Blob Blame History Raw
From 03560a7d6e57ca2ba3198d5051acfdd1e345f9a4 Mon Sep 17 00:00:00 2001
From: Jeffrey Cody <jcody@redhat.com>
Date: Tue, 5 Dec 2017 16:03:17 +0100
Subject: [PATCH 12/21] blockjob: Make block_job_pause_all() keep a reference
 to the jobs

RH-Author: Jeffrey Cody <jcody@redhat.com>
Message-id: <e6cd1cf608e4720141f9e3b0d62a5a9721203325.1511985875.git.jcody@redhat.com>
Patchwork-id: 78161
O-Subject: [RHV7.5 qemu-kvm-rhev PATCH 12/11] blockjob: Make block_job_pause_all() keep a reference to the jobs
Bugzilla: 1506531
RH-Acked-by: John Snow <jsnow@redhat.com>
RH-Acked-by: Paolo Bonzini <pbonzini@redhat.com>
RH-Acked-by: Stefan Hajnoczi <stefanha@redhat.com>

From: Alberto Garcia <berto@igalia.com>

Starting from commit 40840e419be31e6a32e6ea24511c74b389d5e0e4 we are
pausing all block jobs during bdrv_reopen_multiple() to prevent any of
them from finishing and removing nodes from the graph while they are
being reopened.

It turns out that pausing a block job doesn't necessarily prevent it
from finishing: a paused block job can still run its exit function
from the main loop and call block_job_completed(). The mirror block
job in particular always goes to the main loop while it is paused (by
virtue of the bdrv_drained_begin() call in mirror_run()).
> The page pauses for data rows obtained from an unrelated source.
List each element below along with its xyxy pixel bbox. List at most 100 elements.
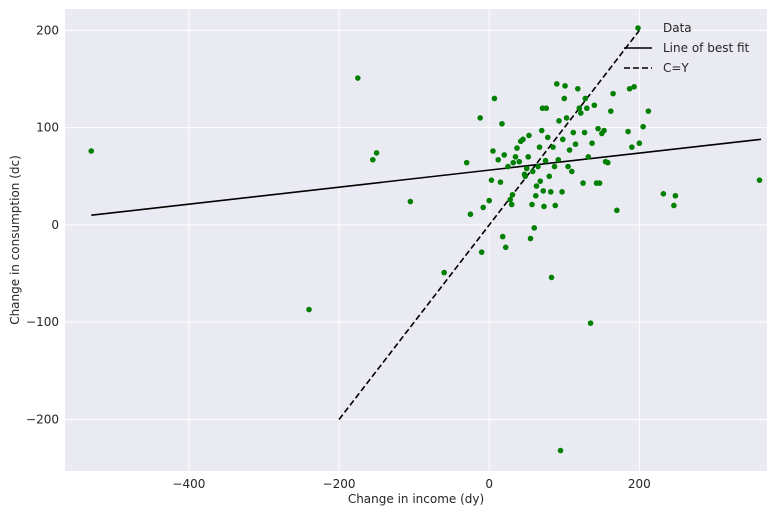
y-tick-label: −100 [26,315,59,329]
data-point [88,148,95,154]
x-tick-label: −400 [172,477,205,491]
data-point [591,102,598,109]
data-point [559,189,565,195]
data-point [608,108,614,114]
data-point [507,196,514,203]
data-point [640,123,646,130]
data-point [527,235,534,242]
x-tick-label: −200 [323,477,356,491]
data-point [672,192,679,199]
legend-label: Line of best fit [663,41,750,55]
data-point [578,110,584,116]
data-point [463,159,470,166]
data-point [553,81,560,87]
data-point [556,118,562,124]
data-point [625,128,631,135]
data-point [467,211,474,218]
legend-label: C=Y [663,61,689,75]
data-point [636,140,643,147]
data-point [756,177,763,183]
series-lines [91,29,762,420]
data-point [373,150,380,156]
data-point [596,180,603,186]
data-point [535,163,541,170]
data-point [585,154,592,160]
data-point [495,156,502,163]
data-point [660,191,667,197]
data-point [538,127,545,134]
data-point [540,188,547,194]
data-point [626,85,633,92]
data-point [520,136,526,143]
data-point [477,115,483,121]
data-point [559,136,566,143]
data-point [529,201,535,208]
data-point [548,274,555,281]
data-point [550,144,556,150]
data-point [355,75,361,81]
data-point [587,320,594,326]
data-point [529,168,536,175]
identity-line [338,29,640,420]
data-point [595,125,601,132]
data-point [509,191,516,198]
data-point [441,269,447,276]
data-point [541,203,547,210]
data-point [407,198,414,205]
legend: Data Line of best fit C=Y [624,21,750,75]
data-point [631,84,637,90]
data-point [512,154,519,160]
x-tick-labels: −400−2000200400 [172,477,651,491]
data-point [306,306,312,313]
data-point [582,95,589,102]
data-point [565,163,571,170]
data-point [505,163,511,170]
data-point [645,108,652,114]
y-tick-label: −200 [26,412,59,426]
data-point [486,197,493,204]
data-point [568,168,575,175]
data-point [516,158,523,165]
data-point [501,152,508,158]
data-point [629,144,635,150]
data-point [543,105,550,112]
data-point [514,145,520,151]
data-point [563,115,570,121]
y-tick-label: 100 [36,121,59,135]
data-point [508,201,515,208]
data-point [557,447,564,454]
y-tick-label: 0 [51,218,59,232]
data-point [601,127,607,134]
data-point [610,90,616,97]
data-point [533,183,540,189]
data-point [522,173,529,180]
data-point [537,178,544,184]
data-point [499,120,505,127]
data-point [605,159,611,166]
data-point [526,132,532,139]
data-point [570,129,577,136]
data-point [544,134,551,141]
y-tick-labels: −200 −100 0 100 200 [26,23,59,426]
data-point [589,140,595,147]
data-point [551,163,558,170]
grid [65,9,767,471]
y-axis-label: Change in consumption (dc) [8,155,22,325]
x-tick-label: 200 [628,477,651,491]
data-point [566,147,573,153]
data-point [510,159,517,166]
data-point [574,85,581,92]
data-point [580,180,586,186]
data-point [547,189,554,195]
data-point [490,148,496,154]
data-point [491,95,498,102]
data-point [536,144,543,150]
x-tick-label: 0 [485,477,493,491]
plot-background [65,9,767,471]
data-point [502,244,509,251]
data-point [497,179,504,185]
data-point [370,156,376,163]
data-point [671,202,677,209]
legend-marker-data [635,25,641,31]
data-point [542,157,549,164]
Destroying a paused block job during bdrv_reopen_multiple() has two
consequences:

   1) The references to the nodes involved in the job are released,
      possibly destroying some of them. If those nodes were in the
      reopen queue this would trigger the problem originally described
      in commit 40840e419be, crashing QEMU.
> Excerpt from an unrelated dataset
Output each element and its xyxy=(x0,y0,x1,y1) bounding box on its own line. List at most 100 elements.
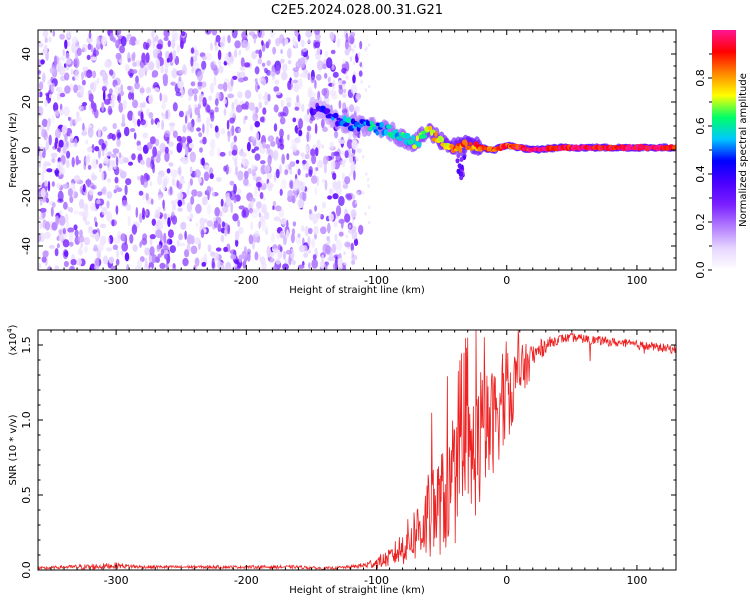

   2) At the end of bdrv_reopen_multiple(), bdrv_drain_all_end() would
      not be doing all necessary bdrv_parent_drained_end() calls.
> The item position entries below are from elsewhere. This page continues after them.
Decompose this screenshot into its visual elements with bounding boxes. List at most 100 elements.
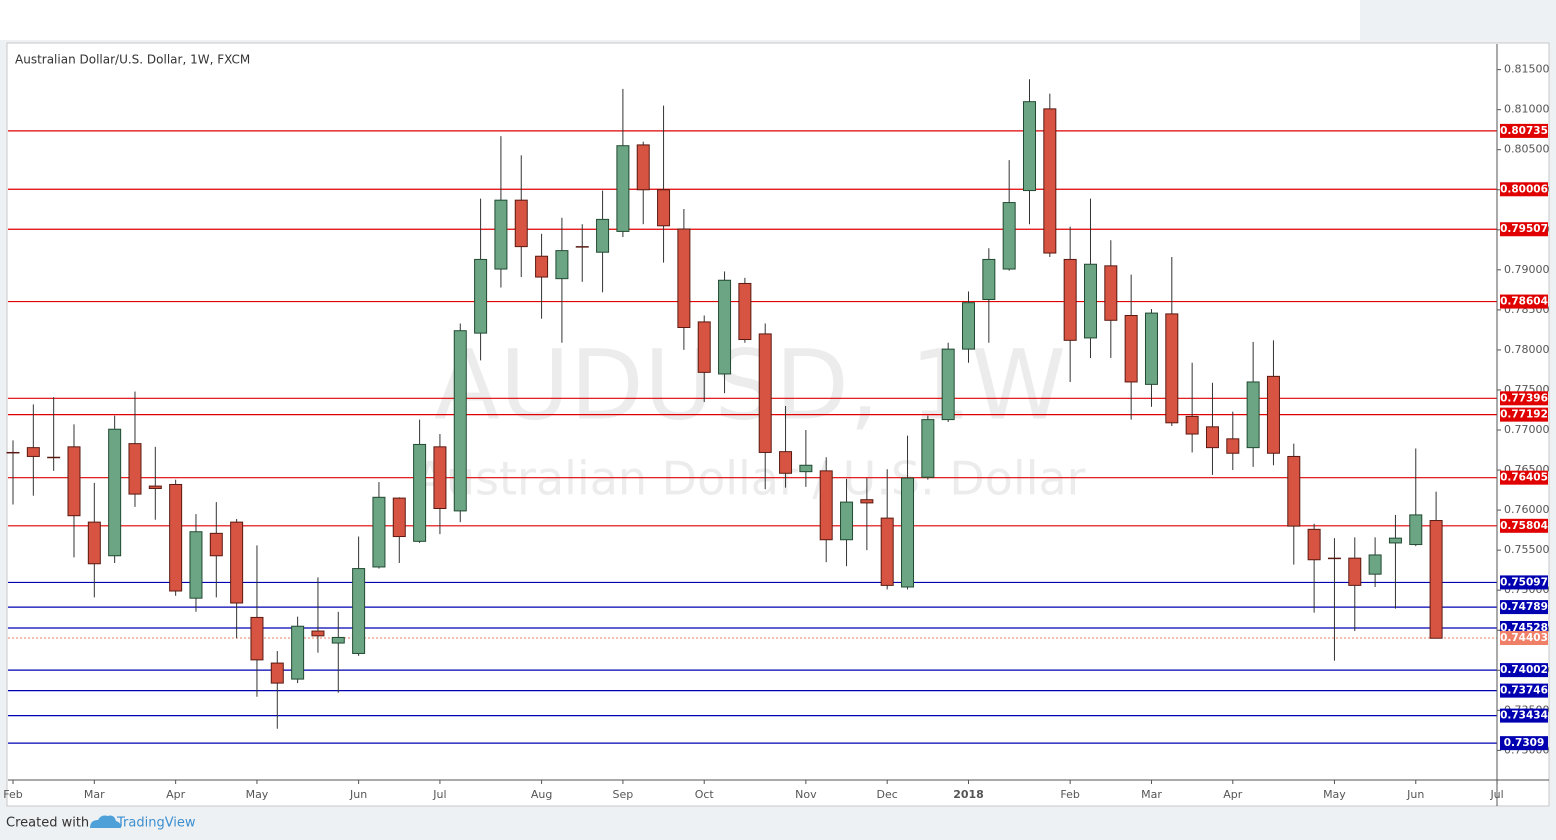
level-label-bg xyxy=(1500,407,1548,422)
candle-body xyxy=(67,446,81,517)
candle-body xyxy=(1287,455,1301,527)
candle-body xyxy=(494,199,508,270)
y-tick-label: 0.79000 xyxy=(1504,263,1550,276)
candle-body xyxy=(1388,537,1402,544)
candle-body xyxy=(840,501,854,541)
candle-body xyxy=(982,258,996,300)
watermark-symbol: AUDUSD, 1W xyxy=(434,329,1066,441)
x-tick-label: Jun xyxy=(349,788,367,801)
candle-body xyxy=(1083,263,1097,339)
level-label-bg xyxy=(1500,123,1548,138)
level-label: 0.79507 xyxy=(1500,223,1548,235)
candle-body xyxy=(1307,528,1321,561)
level-label-bg xyxy=(1500,222,1548,237)
candle-body xyxy=(1023,101,1036,192)
candle-body xyxy=(1063,258,1077,341)
footer-brand[interactable]: TradingView xyxy=(116,816,196,831)
candle-body xyxy=(1165,313,1179,424)
x-tick-label: Nov xyxy=(795,788,817,801)
x-tick-label: Oct xyxy=(695,788,715,801)
chart-title: Australian Dollar/U.S. Dollar, 1W, FXCM xyxy=(15,53,250,67)
level-label: 0.74403 xyxy=(1500,632,1548,644)
candle-body xyxy=(148,485,162,489)
level-label: 0.73746 xyxy=(1500,685,1548,697)
candle-body xyxy=(453,330,467,512)
candle-body xyxy=(26,447,40,457)
candle-body xyxy=(514,199,528,248)
candle-body xyxy=(1266,375,1280,454)
candle-body xyxy=(230,521,244,604)
y-tick-label: 0.81000 xyxy=(1504,103,1550,116)
candle-body xyxy=(677,228,691,329)
level-label: 0.73434 xyxy=(1500,710,1548,722)
candle-body xyxy=(1205,426,1219,449)
watermark: AUDUSD, 1W Australian Dollar / U.S. Doll… xyxy=(414,329,1085,505)
candle-body xyxy=(1144,312,1158,385)
level-label-bg xyxy=(1500,600,1548,615)
candle-body xyxy=(1104,265,1118,321)
candle-body xyxy=(392,497,406,538)
watermark-name: Australian Dollar / U.S. Dollar xyxy=(414,452,1085,506)
candle-body xyxy=(1043,108,1057,254)
candle-body xyxy=(189,531,203,599)
footer-created: Created with xyxy=(6,816,89,831)
candle-body xyxy=(657,189,671,227)
level-label-bg xyxy=(1500,518,1548,533)
x-tick-label: Feb xyxy=(1060,788,1079,801)
candle-body xyxy=(1429,520,1443,639)
y-tick-label: 0.77000 xyxy=(1504,423,1550,436)
level-label: 0.74002 xyxy=(1500,664,1548,676)
chart-frame xyxy=(6,42,1550,807)
level-label: 0.80006 xyxy=(1500,183,1548,195)
candle-body xyxy=(636,144,650,191)
level-label: 0.74789 xyxy=(1500,601,1548,613)
candle-body xyxy=(819,470,833,541)
level-label-bg xyxy=(1500,182,1548,197)
level-label-bg xyxy=(1500,663,1548,678)
level-label-bg xyxy=(1500,708,1548,723)
level-label-bg xyxy=(1500,391,1548,406)
candle-body xyxy=(474,258,488,334)
level-label-bg xyxy=(1500,683,1548,698)
logo-icon xyxy=(90,815,121,828)
candle-body xyxy=(535,255,549,278)
level-labels: 0.80735 0.80006 0.79507 0.78604 0.77396 0.771… xyxy=(1500,123,1548,751)
x-tick-label: Aug xyxy=(531,788,552,801)
x-tick-label: Dec xyxy=(877,788,898,801)
candle-body xyxy=(718,279,732,375)
candle-body xyxy=(738,282,752,341)
candle-body xyxy=(1368,554,1382,575)
candle-body xyxy=(1246,381,1260,449)
candle-body xyxy=(962,302,976,350)
candle-body xyxy=(352,568,366,654)
x-tick-label: May xyxy=(1323,788,1346,801)
candle-body xyxy=(250,616,264,661)
candle-body xyxy=(169,483,183,592)
y-tick-label: 0.75500 xyxy=(1504,543,1550,556)
candle-body xyxy=(799,464,813,473)
top-strip xyxy=(0,0,1360,40)
tradingview-logo xyxy=(90,815,121,828)
y-tick-label: 0.76000 xyxy=(1504,503,1550,516)
y-tick-label: 0.80500 xyxy=(1504,143,1550,156)
candle-body xyxy=(697,321,711,373)
candle-body xyxy=(108,428,122,557)
candle-body xyxy=(1124,314,1138,383)
level-label: 0.7309 xyxy=(1504,737,1545,749)
level-label-bg xyxy=(1500,470,1548,485)
level-label: 0.74528 xyxy=(1500,622,1548,634)
candle-body xyxy=(860,499,874,504)
level-label: 0.75804 xyxy=(1500,520,1548,532)
level-label-bg xyxy=(1500,736,1548,751)
x-tick-label: Jun xyxy=(1406,788,1424,801)
candle-body xyxy=(128,443,142,495)
x-tick-label: Apr xyxy=(1223,788,1243,801)
candle-body xyxy=(47,456,61,459)
y-tick-label: 0.78000 xyxy=(1504,343,1550,356)
x-tick-label: Sep xyxy=(613,788,634,801)
x-tick-label: Apr xyxy=(166,788,186,801)
candle-body xyxy=(291,625,305,680)
candle-body xyxy=(901,477,915,588)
I can reproduce problem 1) easily with iotest 030 by increasing
STREAM_BUFFER_SIZE from 512KB to 8MB in block/stream.c, or by tweaking
the iotest like in this example:

   https://lists.gnu.org/archive/html/qemu-block/2017-11/msg00934.html

This patch keeps an additional reference to all block jobs between
block_job_pause_all() and block_job_resume_all(), guaranteeing that
they are kept alive.

Signed-off-by: Alberto Garcia <berto@igalia.com>
Signed-off-by: Kevin Wolf <kwolf@redhat.com>
(cherry picked from commit 3d5d319e1221082974711af1d09d82f0755c1698)
Signed-off-by: Jeff Cody <jcody@redhat.com>
Signed-off-by: Miroslav Rezanina <mrezanin@redhat.com>
---
 blockjob.c | 7 +++++--
 1 file changed, 5 insertions(+), 2 deletions(-)

diff --git a/blockjob.c b/blockjob.c
index 84f526a..63aecce 100644
--- a/blockjob.c
+++ b/blockjob.c
@@ -730,6 +730,7 @@ void block_job_pause_all(void)
         AioContext *aio_context = blk_get_aio_context(job->blk);
 
         aio_context_acquire(aio_context);
+        block_job_ref(job);
         block_job_pause(job);
         aio_context_release(aio_context);
     }
@@ -808,12 +809,14 @@ void coroutine_fn block_job_pause_point(BlockJob *job)
 
 void block_job_resume_all(void)
 {
-    BlockJob *job = NULL;
-    while ((job = block_job_next(job))) {
+    BlockJob *job, *next;
+
+    QLIST_FOREACH_SAFE(job, &block_jobs, job_list, next) {
         AioContext *aio_context = blk_get_aio_context(job->blk);
 
         aio_context_acquire(aio_context);
         block_job_resume(job);
+        block_job_unref(job);
         aio_context_release(aio_context);
     }
 }
-- 
1.8.3.1